July 25, 2008 – A scathing report accusing government auditors of corruption, issued by the government’s top investigative body, prompted a freshman senator to call for firings “by nightfall” on Thursday.
In her first term, Senator Claire McCaskill (D-Missouri), a former prosecutor and Missouri state auditor, has taken the lead in figuring out whether the US military gets what it pays for from contractors.
In an impassioned speech on the floor of the Senate, McCaskill outlined the findings of a Government Accountability Office (GAO) report, which found that Defense Contract Audit Agency (DCAA) officials and major defense contractors successfully pressured Pentagon auditors to hide damaging facts about the performance and costs of weapons systems.
The DCAA has “gotten caught in what could be the biggest auditing scandal in the history of this town, and I’m not exaggerating here. I will guarantee you, as auditors around the country learn about this, they’re going to have disbelief and raw anger that this agency has impugned the integrity of government auditors everywhere by these kinds of irresponsible actions,” McCaskill said.
McCaskill fired off letters to Secretary of Defense Robert Gates and DCAA Director April G. Stephenson, demanding accountability and a full explanation of the issues the GAO report raised.

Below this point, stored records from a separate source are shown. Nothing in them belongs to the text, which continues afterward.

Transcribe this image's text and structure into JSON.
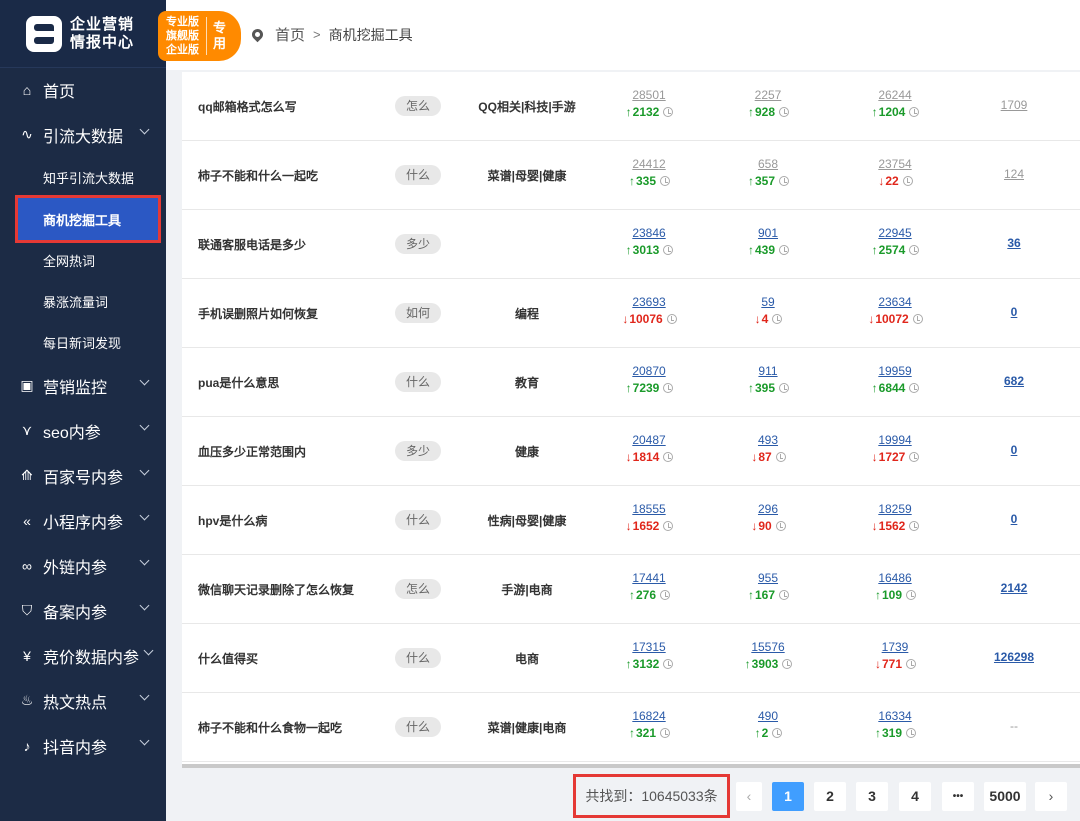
{
  "brand": {
    "line1": "企业营销",
    "line2": "情报中心",
    "edition_lines": [
      "专业版",
      "旗舰版",
      "企业版"
    ],
    "edition_label": "专用"
  },
  "breadcrumb": {
    "home": "首页",
    "separator": ">",
    "current": "商机挖掘工具"
  },
  "sidebar": {
    "home": {
      "label": "首页",
      "icon": "home-icon"
    },
    "group1": {
      "label": "引流大数据",
      "icon": "pulse-icon",
      "subitems": [
        "知乎引流大数据",
        "商机挖掘工具",
        "全网热词",
        "暴涨流量词",
        "每日新词发现"
      ]
    },
    "groups": [
      {
        "label": "营销监控",
        "icon": "monitor-icon"
      },
      {
        "label": "seo内参",
        "icon": "seo-icon"
      },
      {
        "label": "百家号内参",
        "icon": "baijia-icon"
      },
      {
        "label": "小程序内参",
        "icon": "miniapp-icon"
      },
      {
        "label": "外链内参",
        "icon": "link-icon"
      },
      {
        "label": "备案内参",
        "icon": "shield-icon"
      },
      {
        "label": "竞价数据内参",
        "icon": "yuan-icon"
      },
      {
        "label": "热文热点",
        "icon": "fire-icon"
      },
      {
        "label": "抖音内参",
        "icon": "douyin-icon"
      }
    ]
  },
  "rows": [
    {
      "keyword": "qq邮箱格式怎么写",
      "tag": "怎么",
      "category": "QQ相关|科技|手游",
      "m1": "28501",
      "d1": "2132",
      "d1dir": "up",
      "m2": "2257",
      "d2": "928",
      "d2dir": "up",
      "m3": "26244",
      "d3": "1204",
      "d3dir": "up",
      "last": "1709",
      "grey": true
    },
    {
      "keyword": "柿子不能和什么一起吃",
      "tag": "什么",
      "category": "菜谱|母婴|健康",
      "m1": "24412",
      "d1": "335",
      "d1dir": "up",
      "m2": "658",
      "d2": "357",
      "d2dir": "up",
      "m3": "23754",
      "d3": "22",
      "d3dir": "down",
      "last": "124",
      "grey": true
    },
    {
      "keyword": "联通客服电话是多少",
      "tag": "多少",
      "category": "",
      "m1": "23846",
      "d1": "3013",
      "d1dir": "up",
      "m2": "901",
      "d2": "439",
      "d2dir": "up",
      "m3": "22945",
      "d3": "2574",
      "d3dir": "up",
      "last": "36",
      "grey": false
    },
    {
      "keyword": "手机误删照片如何恢复",
      "tag": "如何",
      "category": "编程",
      "m1": "23693",
      "d1": "10076",
      "d1dir": "down",
      "m2": "59",
      "d2": "4",
      "d2dir": "down",
      "m3": "23634",
      "d3": "10072",
      "d3dir": "down",
      "last": "0",
      "grey": false
    },
    {
      "keyword": "pua是什么意思",
      "tag": "什么",
      "category": "教育",
      "m1": "20870",
      "d1": "7239",
      "d1dir": "up",
      "m2": "911",
      "d2": "395",
      "d2dir": "up",
      "m3": "19959",
      "d3": "6844",
      "d3dir": "up",
      "last": "682",
      "grey": false
    },
    {
      "keyword": "血压多少正常范围内",
      "tag": "多少",
      "category": "健康",
      "m1": "20487",
      "d1": "1814",
      "d1dir": "down",
      "m2": "493",
      "d2": "87",
      "d2dir": "down",
      "m3": "19994",
      "d3": "1727",
      "d3dir": "down",
      "last": "0",
      "grey": false
    },
    {
      "keyword": "hpv是什么病",
      "tag": "什么",
      "category": "性病|母婴|健康",
      "m1": "18555",
      "d1": "1652",
      "d1dir": "down",
      "m2": "296",
      "d2": "90",
      "d2dir": "down",
      "m3": "18259",
      "d3": "1562",
      "d3dir": "down",
      "last": "0",
      "grey": false
    },
    {
      "keyword": "微信聊天记录删除了怎么恢复",
      "tag": "怎么",
      "category": "手游|电商",
      "m1": "17441",
      "d1": "276",
      "d1dir": "up",
      "m2": "955",
      "d2": "167",
      "d2dir": "up",
      "m3": "16486",
      "d3": "109",
      "d3dir": "up",
      "last": "2142",
      "grey": false
    },
    {
      "keyword": "什么值得买",
      "tag": "什么",
      "category": "电商",
      "m1": "17315",
      "d1": "3132",
      "d1dir": "up",
      "m2": "15576",
      "d2": "3903",
      "d2dir": "up",
      "m3": "1739",
      "d3": "771",
      "d3dir": "down",
      "last": "126298",
      "grey": false
    },
    {
      "keyword": "柿子不能和什么食物一起吃",
      "tag": "什么",
      "category": "菜谱|健康|电商",
      "m1": "16824",
      "d1": "321",
      "d1dir": "up",
      "m2": "490",
      "d2": "2",
      "d2dir": "up",
      "m3": "16334",
      "d3": "319",
      "d3dir": "up",
      "last": "--",
      "grey": false,
      "none": true
    }
  ],
  "pagination": {
    "total_text": "共找到：10645033条",
    "prev": "‹",
    "pages": [
      "1",
      "2",
      "3",
      "4"
    ],
    "ellipsis": "•••",
    "last_page": "5000",
    "next": "›",
    "current": "1"
  },
  "colors": {
    "sidebar": "#1c2b45",
    "active": "#2b58c4",
    "up": "#1a9a2a",
    "down": "#e0261b",
    "highlight": "#e53935",
    "page_active": "#409eff"
  }
}
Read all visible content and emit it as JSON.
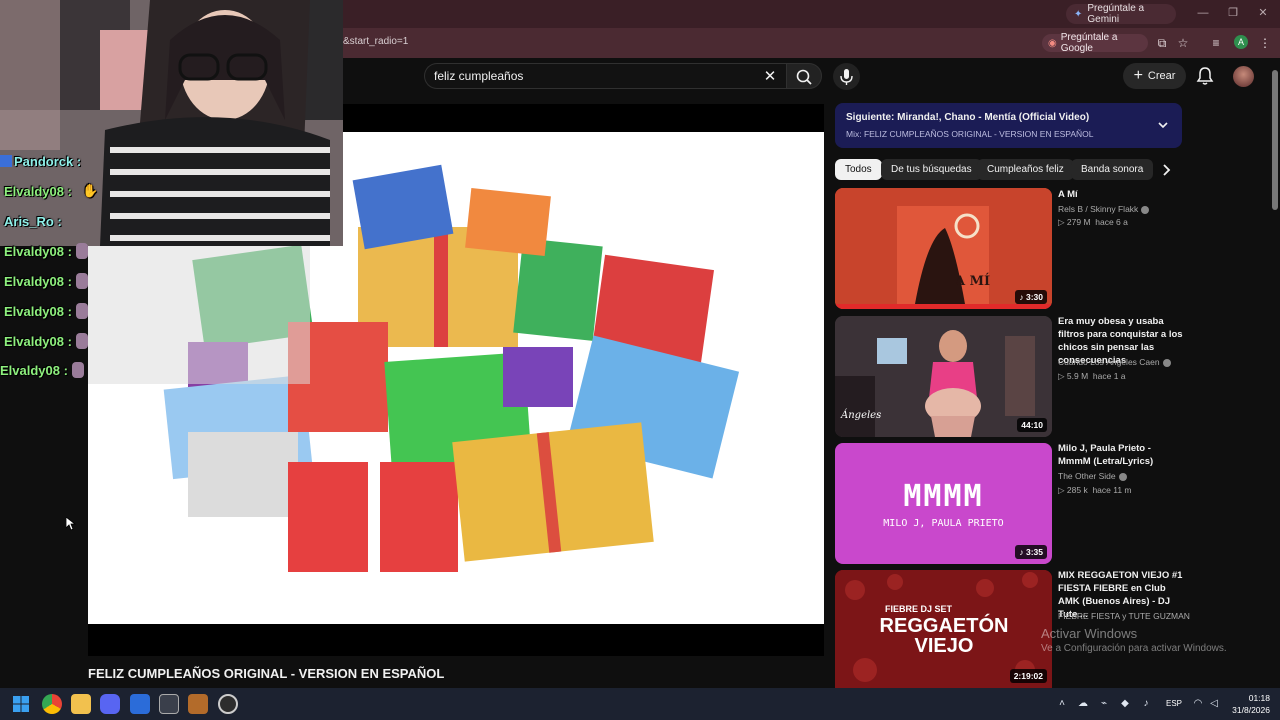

In a July 11 letter, Stephenson said that DCAA did not agree with the “totality” of the report but was addressing some of the issues raised.
The GAO, the top nonpartisan governmental investigative body in Washington, DC, looked at 14 audits performed by the 4,000-member DCAA, the internal government audit team that is supposed to oversee contracting for the Department of Defense (DoD) and other government agencies. Zero of the 14 audits met government standards.
The report, titled “DCAA Audits: Allegations That Certain Audits at Three Locations Did Not Meet Professional Standards Were Substantiated,” was based on over 100 interviews with current and former auditors and a review of the 13 sets of “working papers” – the documentation auditors use to backup their conclusions.
The report found, in every case, the working papers did not support the conclusions of the auditors – a clear violation of auditing principles. In addition, the investigation revealed that supervisors at the DCAA “dropped findings and changed audit opinions,” and that the DCAA did not allow auditors sufficient time to do thorough work.
According to GAO investigators, “[W]e also found that contractor officials and the DoD contracting community improperly influenced the audit scope, conclusions, and opinions of some audits – a serious independence issue.” In GAO speak, this means private companies and people in the Pentagon conspired to conceal wasteful and fraudulent activity by contractors at the cost of the US taxpayer.
Among the findings of the report:
The DCAA resident auditor made an agreement with an unnamed aerospace contractor (determined to be Boeing based on the facts contained in the report), one of the five largest government defense contractors, that “limited the scope” of the audit and would allow the contractor to correct problems that were found before the final audit opinion was issued. [Bullet]The resident auditor replaced uncooperative auditors and intimidated others into making unsubstantiated assessments that benefited contractors at the expense of the government. [bullet]Supervisors assigned complex auditing tasks to underqualified subordinates, resulting in incomplete audits.
DCAA officials threatened staff members with retaliation for speaking with GAO investigators.
The director of a cost-estimating system for a major defense contractor threatened the DCAA he would “escalate” the issue “to the highest level possible” in the government and within the company in question if the DCAA would not green-light the billing system it identified as problematic.
The DCAA failed to revisit contracts that were negotiated by a corrupt (and later convicted) Air Force official.
Mistakes, incompetence or intentional deception by the DCAA has essentially built in defective price-estimating systems that may artificially inflate contract estimates for years to come.
The GAO investigation itself was interfered with. In a letter to top members of Congress, the GAO stated: “we noted a pattern of frequent management actions that served to intimidate the auditors and create an abusive environment … As a result, some auditors were hesitant to speak to us.” Nick Schwellenbach, National Security investigator for the nonpartisan government spending watchdog group, Project on Government Oversight (POGO), said that the GAO report “demonstrates that the government’s system of contractor oversight is rotten because the independent government agencies that are supposed to look out for the taxpayers are corrupted,” adding “we have senior members inside the DCAA who are retaliating against their own members in favor of the private contractors.”
Schwellenbach pointed out that DCAA auditors oversee contracting at a number of different government agencies including NASA, and that NASA’s inspector general has previously criticized the DCAA’s work. “This looks like it could go even deeper,” Schwellenbach added.
“You know, the Department of Defense has been on the high risk list of this government for more than a decade. Scandal after scandal has rolled out of the Department of Defense on contracting … I took a trip to Iraq just on contract oversight with an auditor’s eye, meeting with the people that oversee the contracts in Iraq … I think we burned up more than $150 billion in just pure contracting abuse,” McCaskill said during her speech, adding, “and all this time that we have been wasting hundreds and billions of dollars, the fox was in the chicken coop.”